Dian menganggap, pada dasarnya sistem zonasi dibuat untuk menciptakan keadilan bagi siswa miskin, akan tetapi dalam proses implementasinya menjadi tidak efektif ketika campur tangan politik yang terlalu kuat di dalamnya.
"Berdasarkan hasil penelitian terkait Efektivitas Perubahan Kebijakan PPDB Tingkat SMP pada tahun 2019, faktanya banyak masyarakat yang memanfaatkan “oknum” wakil rakyat, pemangku kebijakan atau ormas untuk memperlancar proses pendaftaran calon peserta didik baru tanpa melalui jalur seleksi yang benar," kata dia.

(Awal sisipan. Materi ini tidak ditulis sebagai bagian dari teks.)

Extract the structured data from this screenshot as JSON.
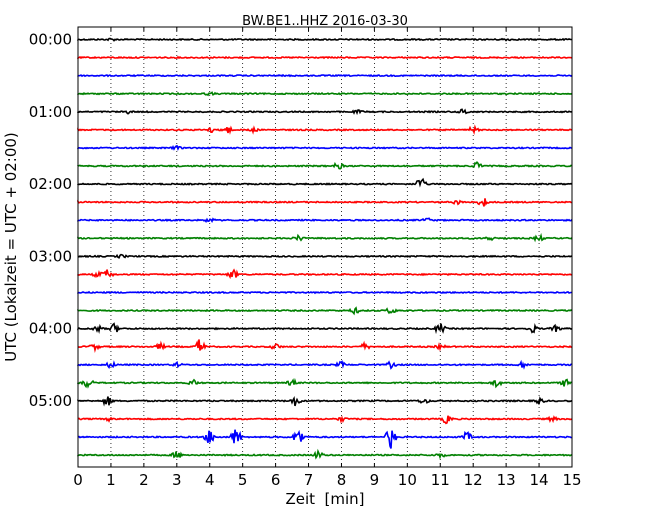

Akibatnya, lanjut Dian, kebijakan PPDB sistem Zonasi menjadi Ambigu dan penuh konflik dalam implementasinya.
"Berdasarkan hasil analisis data penelitian yang saya lakukan pada tahun 2019 serta hasil pengamatan kondisi di lapangan pada tahun 2023 ini, maka dapat diinterpretasikan bahwa Kebijakan PPDB di negara kita akhirnya hanya masuk ke dalam kategori “Kebijakan Simbolik” yang dicirikan dengan Implementasi kebijakan yang mempunyai ambiguitas tinggi dan konflik yang tinggi," tuturnya.
Menurut Dian, kebijakan PPDB ini membingungkan para pelaksana dan masyarakat karena pembuat kebijakan, pengawas kebijakan, para pemegang kekuasaan, juga kelompok penekan tidak menjalankan fungsi sebagaimana mestinya, bahkan cenderung menjadikan kebijakan ini sebagai “Bancakan”, sehingga mengakibatkan timbulnya konflik setiap kali kebijakan ini di implementasikan.
"Padahal penyelenggaraan Pendidikan adalah kegiatan yang lebih bersifat administrasi. Seharusnya menggunakan kebijakan administrative yang rendah ambiguitasnya juga rendah konflik," tandasnya.